Spaceship Earth Tribute
I wanted to make something pretty.
Most of my prior watchfaces - sorry, all of my prior watchfaces aren't particularly eye-catching. But I had a plan. I was going to remake my first watchface, Classic SSE, with brand new assets and make it look good. I'd just received the Pebble Time Round for my birthday in november, and was having a good time using it, but didn't have anything Disney to put on it. So, it was time. But how to do it?
I'm not good at actually drawing or painting anything - let alone pixel art. So I kind-of "cheated."
Making Art
Step 1: Create the triangles pattern again, this time ready for a higher resolution screen.
Step 2: Shade the triangles.
Oh.
Oh no.
So, I'm not good at this part. I've never been able to actually draw shadow or highlights myself. But I understood them in concept. Things facing the light would be brighter, things that were facing away would be darker. An idea formed in my head. What if I created photoshop adjustment channels for each direction of triangle, and adjust the darkness/lightness as a group? That way, all the ones pointing directly at the sun could be adjusted together, the ones pointed away, etc. So, I did. Here's the result.
(A note about the dithering artefacts - the Pebble displays only had a 64-color pallete. It was impressive for an e-ink display, but... limiting)
I really liked how this turned out.
It looks a lot better on the watch itself - the dithering looks much better on the small display, and there's some color differences that come from the lack of active backlight on the device.

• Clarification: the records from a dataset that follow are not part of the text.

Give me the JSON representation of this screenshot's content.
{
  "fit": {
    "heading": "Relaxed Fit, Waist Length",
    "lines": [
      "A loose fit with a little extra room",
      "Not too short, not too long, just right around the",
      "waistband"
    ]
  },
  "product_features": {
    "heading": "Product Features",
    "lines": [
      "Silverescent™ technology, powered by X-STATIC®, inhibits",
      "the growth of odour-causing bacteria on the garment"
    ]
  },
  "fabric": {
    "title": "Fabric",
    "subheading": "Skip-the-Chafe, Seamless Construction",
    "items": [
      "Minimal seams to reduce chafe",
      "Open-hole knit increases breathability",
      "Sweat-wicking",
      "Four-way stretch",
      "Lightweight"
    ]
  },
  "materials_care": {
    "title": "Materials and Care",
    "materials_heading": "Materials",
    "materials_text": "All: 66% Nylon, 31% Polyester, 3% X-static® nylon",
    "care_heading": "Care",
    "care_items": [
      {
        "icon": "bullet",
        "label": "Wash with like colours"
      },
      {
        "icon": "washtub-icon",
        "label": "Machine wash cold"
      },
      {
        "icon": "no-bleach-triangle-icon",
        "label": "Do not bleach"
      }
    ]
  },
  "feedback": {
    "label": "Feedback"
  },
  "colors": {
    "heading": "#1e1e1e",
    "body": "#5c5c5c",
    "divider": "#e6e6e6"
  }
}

But my master stroke wasn't just to shade it like this. It was to stick that onto a separate layer on photoshop. Now I could put whatever assets I wanted underneath.
You'll note I made a bunch of images with the Epcot Iconography, too. They're now out of date, but they looked good for the time. Probably a bit messy, but they worked well. Naturally, they didn't have the SSE shading, but that was just for the Night/Day/Sunset backgrounds. Speaking of which, I set these up to be progressed through as the day did. So it would theoretically match whatever the lighting was on the actual Spaceship Earth at any given time.
Neat.
But what about the time?
Ah. That's an important part. And also probably my biggest mistake.

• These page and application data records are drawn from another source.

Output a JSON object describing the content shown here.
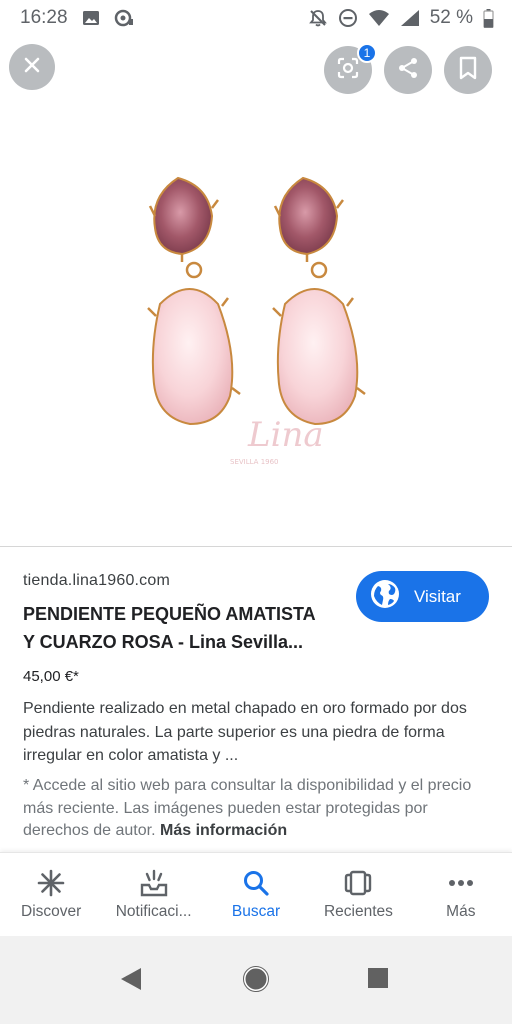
{
  "status_bar": {
    "time": "16:28",
    "battery_percent": "52 %",
    "icons": [
      "image-icon",
      "assistant-icon",
      "mute-icon",
      "dnd-icon",
      "wifi-icon",
      "signal-icon",
      "battery-icon"
    ]
  },
  "viewer": {
    "close_icon": "close-icon",
    "lens_icon": "lens-icon",
    "lens_badge": "1",
    "share_icon": "share-icon",
    "save_icon": "bookmark-icon",
    "watermark_text": "Lina",
    "watermark_sub": "SEVILLA 1960"
  },
  "result": {
    "domain": "tienda.lina1960.com",
    "title_line1": "PENDIENTE PEQUEÑO AMATISTA",
    "title_line2": "Y CUARZO ROSA - Lina Sevilla...",
    "visit_label": "Visitar",
    "visit_icon": "globe-icon",
    "price": "45,00 €*",
    "description": "Pendiente realizado en metal chapado en oro formado por dos piedras naturales. La parte superior es una piedra de forma irregular en color amatista y ...",
    "disclaimer": "* Accede al sitio web para consultar la disponibilidad y el precio más reciente. Las imágenes pueden estar protegidas por derechos de autor.",
    "more_info": "Más información"
  },
  "bottom_nav": {
    "items": [
      {
        "label": "Discover",
        "icon": "asterisk-icon",
        "active": false
      },
      {
        "label": "Notificaci...",
        "icon": "updates-icon",
        "active": false
      },
      {
        "label": "Buscar",
        "icon": "search-icon",
        "active": true
      },
      {
        "label": "Recientes",
        "icon": "recents-icon",
        "active": false
      },
      {
        "label": "Más",
        "icon": "more-icon",
        "active": false
      }
    ]
  },
  "colors": {
    "accent": "#1a73e8",
    "amethyst": "#a35a6d",
    "rose_quartz": "#f6cfd3",
    "gold": "#c8893f"
  }
}
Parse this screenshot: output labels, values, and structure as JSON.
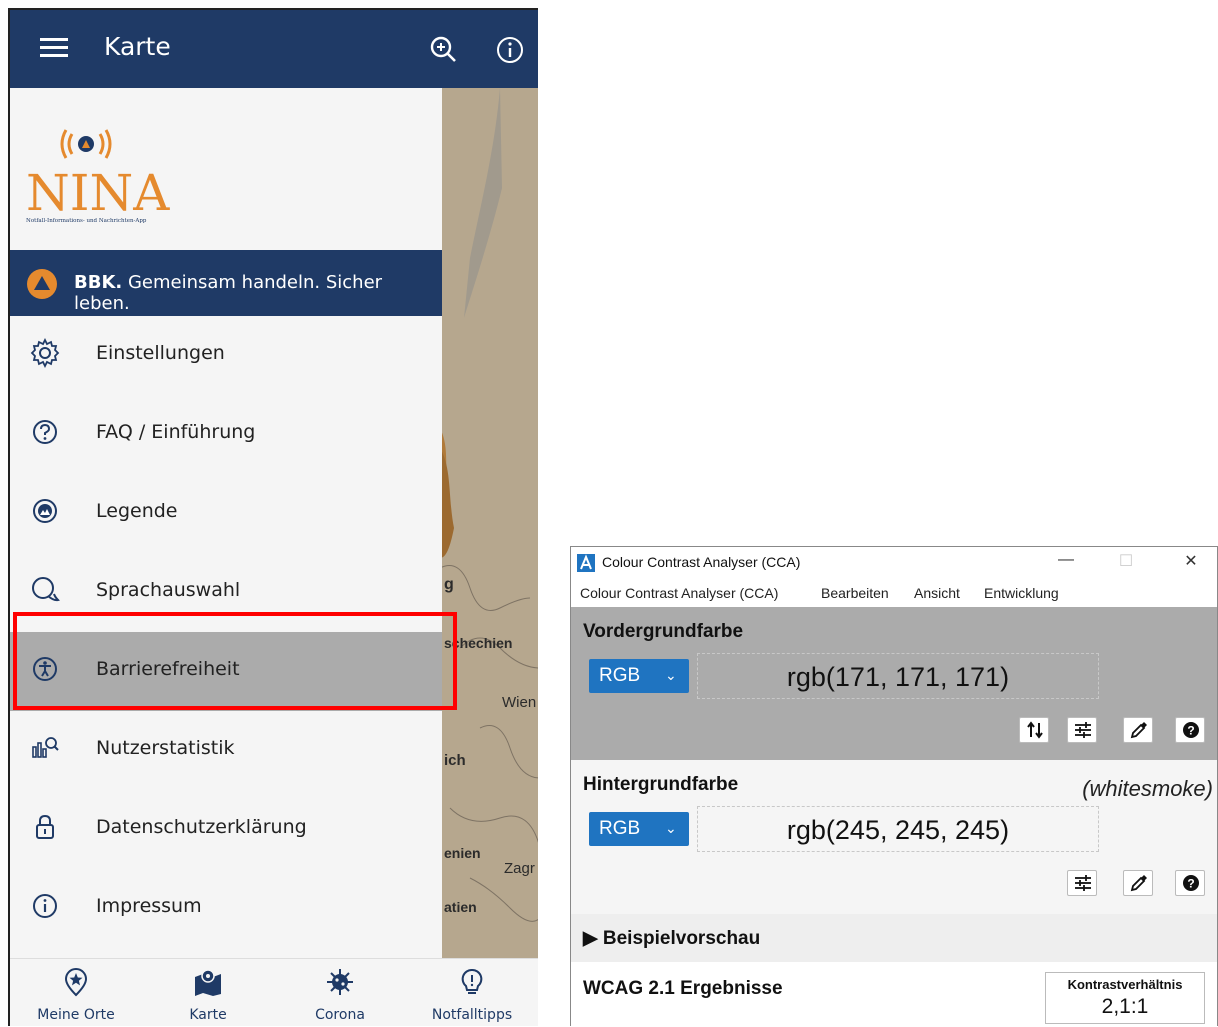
{
  "phone": {
    "title": "Karte",
    "brand_colors": {
      "primary": "#1f3a66",
      "accent": "#e58a2e",
      "drawer_bg": "#f5f5f5",
      "selected_bg": "#ababab",
      "highlight": "#ff0000"
    },
    "logo": {
      "text": "NINA",
      "subtitle": "Notfall-Informations- und Nachrichten-App"
    },
    "bbk_banner": {
      "bold": "BBK.",
      "text": " Gemeinsam handeln. Sicher leben."
    },
    "menu": [
      {
        "label": "Einstellungen",
        "icon": "gear-icon"
      },
      {
        "label": "FAQ / Einführung",
        "icon": "question-icon"
      },
      {
        "label": "Legende",
        "icon": "legend-icon"
      },
      {
        "label": "Sprachauswahl",
        "icon": "chat-icon"
      },
      {
        "label": "Barrierefreiheit",
        "icon": "accessibility-icon",
        "selected": true
      },
      {
        "label": "Nutzerstatistik",
        "icon": "statistics-icon"
      },
      {
        "label": "Datenschutzerklärung",
        "icon": "lock-icon"
      },
      {
        "label": "Impressum",
        "icon": "info-icon"
      }
    ],
    "map_labels": [
      "g",
      "schechien",
      "Wien",
      "ich",
      "enien",
      "Zagr",
      "atien"
    ],
    "tabs": [
      {
        "label": "Meine Orte",
        "icon": "star-pin-icon"
      },
      {
        "label": "Karte",
        "icon": "map-icon"
      },
      {
        "label": "Corona",
        "icon": "virus-icon"
      },
      {
        "label": "Notfalltipps",
        "icon": "lightbulb-icon"
      }
    ]
  },
  "cca": {
    "window_title": "Colour Contrast Analyser (CCA)",
    "menu": [
      "Colour Contrast Analyser (CCA)",
      "Bearbeiten",
      "Ansicht",
      "Entwicklung"
    ],
    "foreground": {
      "label": "Vordergrundfarbe",
      "format": "RGB",
      "value": "rgb(171, 171, 171)",
      "color": "#ababab"
    },
    "background": {
      "label": "Hintergrundfarbe",
      "name": "(whitesmoke)",
      "format": "RGB",
      "value": "rgb(245, 245, 245)",
      "color": "#f5f5f5"
    },
    "preview_label": "▶  Beispielvorschau",
    "wcag": {
      "label": "WCAG 2.1 Ergebnisse",
      "ratio_label": "Kontrastverhältnis",
      "ratio_value": "2,1:1"
    }
  }
}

So, I decided to go with the "Prototype" font, used for EPCOT. That worked really well. We'd display the time on the center of the display, and even have a little monorail running beneath it, like they do in real life. You know what would be really cool, however? Rotating it to match the angle of the SSE tilt.
That was the problem.
It's easy in concept. Render the text offscreen, rotate it, then drop it back in the center of the display. Sure, it's not the most performance-friendly thing, but that's not the point. It looks pretty.

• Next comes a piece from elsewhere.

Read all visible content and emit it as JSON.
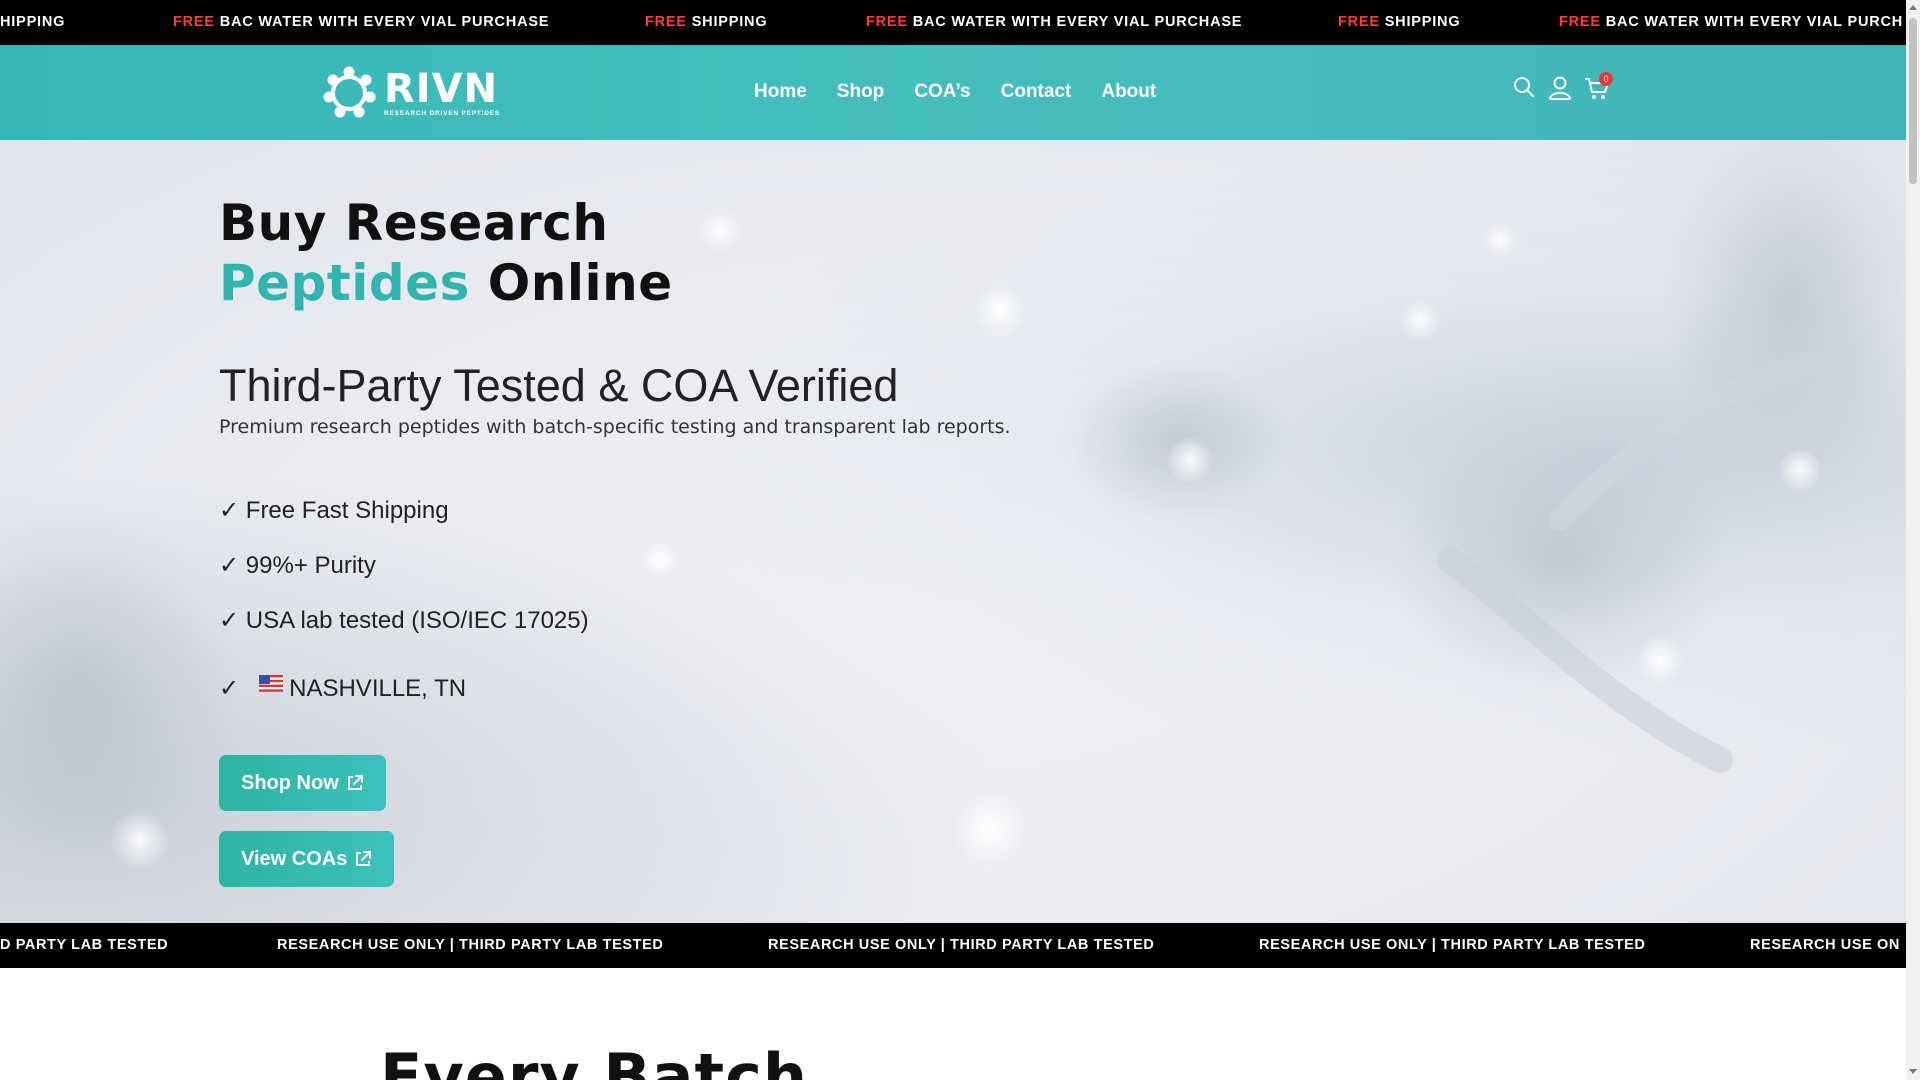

(The "50" below the text is representative of the battery level of the watch. 50%, in this case).
Isn't that classy? I love it.
Here it is on the Chalk (Pebble Time Round) platform. This also show the monorail battery indicator - the color of the monorail stripe changes with the battery voltage, going from green to red to a few different shades in between.
Rendering these screenshots again reminded me of just how badly optimized this was. I mentioned earlier that the rotation only rotated the text. Well, that would have been the smart/correct option. Instead, I decided at some point to rotate the entire image (180x180px) by whatever angle had been set by the user (default of 22 degrees). This caused the frame to take about 2.5-3 seconds to render on the watchface.
This is not good at all.
So, yeah, it is pretty, had a fun little gimmick, but was unfit for release based upon my design choices. I eventually just dropped the project, while still using it daily on my PTR. The performance impact was quite evident - while pebbles only render updates to the screen every time they're needed (for a watchface, that's typically once a minute), the amount of time this took drained so much extra battery life that it reduced the battery time for the watch to a third - from about three days on a charge to just one. Not acceptable.
Fancy Configuration!
This was the first project I did that used the newest invention in pebble configuration: Pebble Clay! This allowed you to define the entire configuration page in some simple javascript (with some nice options for configuration), and it'd generate the page on the phone itself. No more need for an external host. It worked quite well, and looked pretty nice, too
Premium Features
I wanted to make money on this, too. It had taken the longest amount of time I'd ever spent on a pebble project (up to that point), featuring lots of assets, code, and time spent on it. Luckily, there was a service gaining popularity at the time which basically allowed in-app purchases for pebble apps and watchfaces. My plan was to make all the "extra" styles of the watchface (the ones that aren't just the daytime cycle) a single $0.99 purchase. I even got that set up too, but, of course, didn't follow through thanks to the performance issues.
Ah well. It still looks really nice.